Throughout the Regency, many small and large potteries continued to make simple, inexpensive money boxes, just as they had for decades before. Sales were especially brisk in the last week of the year among those of the servant class. Nearly all servants had a money box into which they put any spare coins from tips or vails which they might recieve over the course of the year. It was the tradition on Boxing Day for the servants to smash their money boxes and use the money they had saved to enjoy themselves on that day. For that reason, these money boxes were also known as "Christmas boxes" and "rattling boxes." Most servants would then buy a new money box in which to keep their savings for the next year. It was not only servants of the lower orders who kept a money box. Servants from butlers and housekeepers to boot boys and scullery maids all kept a money box into which they slipped any coins they might acquire over the course of a year. Those ceramic money boxes offered their owners some security for their money when living in a community of their fellow servants. Few servants had private living quarters or storage areas where they could keep valuables. Money boxes made of ceramic offered them an inexpensive way to protect their savings, since the only way to get to those coins was to smash the money box, thus deterring pilfering.
Money boxes were also purchased by those of the middle and lower classes as gifts for babies and young children. Particularly among the lower classes, it was customary for a parent or god-parent to give a baby a money box into which they placed a few coins to start the child’s savings. Each year, on the child’s birthday or name day, family and friends might make gifts of coins which would be dropped into the child’s money box. As they got older, children might also earn a few coins from time to time which they also slipped into their money box. Typically, the money box was entrusted to the child’s mother, who would safeguard it and present it to the child when they came of age.

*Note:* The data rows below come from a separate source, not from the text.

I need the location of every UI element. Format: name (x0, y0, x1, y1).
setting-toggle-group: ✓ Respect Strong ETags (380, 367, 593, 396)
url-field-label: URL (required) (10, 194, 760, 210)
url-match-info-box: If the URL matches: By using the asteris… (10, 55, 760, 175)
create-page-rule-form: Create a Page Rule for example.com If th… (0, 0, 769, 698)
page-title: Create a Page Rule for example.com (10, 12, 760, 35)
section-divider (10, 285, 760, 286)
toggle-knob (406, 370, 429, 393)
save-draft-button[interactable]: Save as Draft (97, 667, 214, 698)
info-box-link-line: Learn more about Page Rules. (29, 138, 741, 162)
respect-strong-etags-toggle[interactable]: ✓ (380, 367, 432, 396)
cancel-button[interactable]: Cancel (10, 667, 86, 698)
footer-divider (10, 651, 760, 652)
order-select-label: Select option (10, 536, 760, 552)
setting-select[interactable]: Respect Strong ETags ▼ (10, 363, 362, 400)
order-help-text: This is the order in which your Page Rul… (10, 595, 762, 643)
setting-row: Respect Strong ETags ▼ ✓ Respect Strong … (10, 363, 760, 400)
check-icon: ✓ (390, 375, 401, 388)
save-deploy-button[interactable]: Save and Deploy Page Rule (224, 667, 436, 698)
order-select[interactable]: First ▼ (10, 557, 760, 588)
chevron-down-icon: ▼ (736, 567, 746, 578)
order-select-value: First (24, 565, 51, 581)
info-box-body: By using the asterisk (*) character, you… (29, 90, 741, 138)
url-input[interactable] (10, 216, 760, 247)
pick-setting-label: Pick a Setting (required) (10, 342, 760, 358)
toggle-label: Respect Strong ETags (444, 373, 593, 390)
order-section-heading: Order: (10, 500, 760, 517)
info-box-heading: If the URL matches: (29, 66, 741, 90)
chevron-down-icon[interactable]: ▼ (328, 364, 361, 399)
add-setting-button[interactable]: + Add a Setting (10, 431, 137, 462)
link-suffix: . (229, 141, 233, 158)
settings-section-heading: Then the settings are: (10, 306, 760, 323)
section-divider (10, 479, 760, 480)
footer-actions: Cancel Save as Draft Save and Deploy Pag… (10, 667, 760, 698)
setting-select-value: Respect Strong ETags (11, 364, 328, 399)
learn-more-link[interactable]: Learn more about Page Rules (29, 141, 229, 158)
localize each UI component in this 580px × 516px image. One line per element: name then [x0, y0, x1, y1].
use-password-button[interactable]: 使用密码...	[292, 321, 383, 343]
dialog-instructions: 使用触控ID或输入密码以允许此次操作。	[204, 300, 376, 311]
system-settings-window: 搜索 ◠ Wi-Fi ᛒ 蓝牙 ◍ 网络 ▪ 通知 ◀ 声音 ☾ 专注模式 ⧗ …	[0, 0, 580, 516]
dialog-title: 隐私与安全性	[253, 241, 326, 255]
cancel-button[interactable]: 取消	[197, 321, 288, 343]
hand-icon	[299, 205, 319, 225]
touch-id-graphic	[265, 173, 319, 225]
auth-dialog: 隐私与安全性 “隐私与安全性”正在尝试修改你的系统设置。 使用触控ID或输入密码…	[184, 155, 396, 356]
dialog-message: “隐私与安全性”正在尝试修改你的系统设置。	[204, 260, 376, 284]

Though money boxes were quite ubiquitous during the Regency, very few of them have survived into modern times since they were smashed when their owner wanted the coins which they contained. Nevertheless, Regency Authors can use fictional money boxes in their stories as often as they like. Perhaps a country girl, working as a housemaid, has resisted the urge to smash her money box every Boxing Day. Over the years, she has saved enough money to open her own shop. Or, maybe a farm lad, harboring what he believes to be a hopeless dream of traveling to the big city, is presented with a full money box on his eighteenth birthday. Then again, though it seems the upper classes seldom bothered with money boxes, it is always possible that a doting and/or eccentric relative might give a money box to a grandchild, niece or nephew, slipping more coins into it each year on that child’s name day or birthday. How might that money box save the day for that child later in life? Could a money box be just the thing for a spy desperate to smuggle a message, or a map, back to England? Instead of coins, the message or the map could be written or drawn on paper, possibly with sympathetic ink, then folded down and stuffed through the coin slot in the money box. The spy, or a courier, could transport the money box in their luggage, ostensibly as a gift for a child. Even if the luggage is searched, the money box would arouse little interest in anyone searching the contents. And, since the only way to open the money box is to smash it, only someone truly heartless would smash a simple gift intended for a child. How else might a money box figure in a Regency story?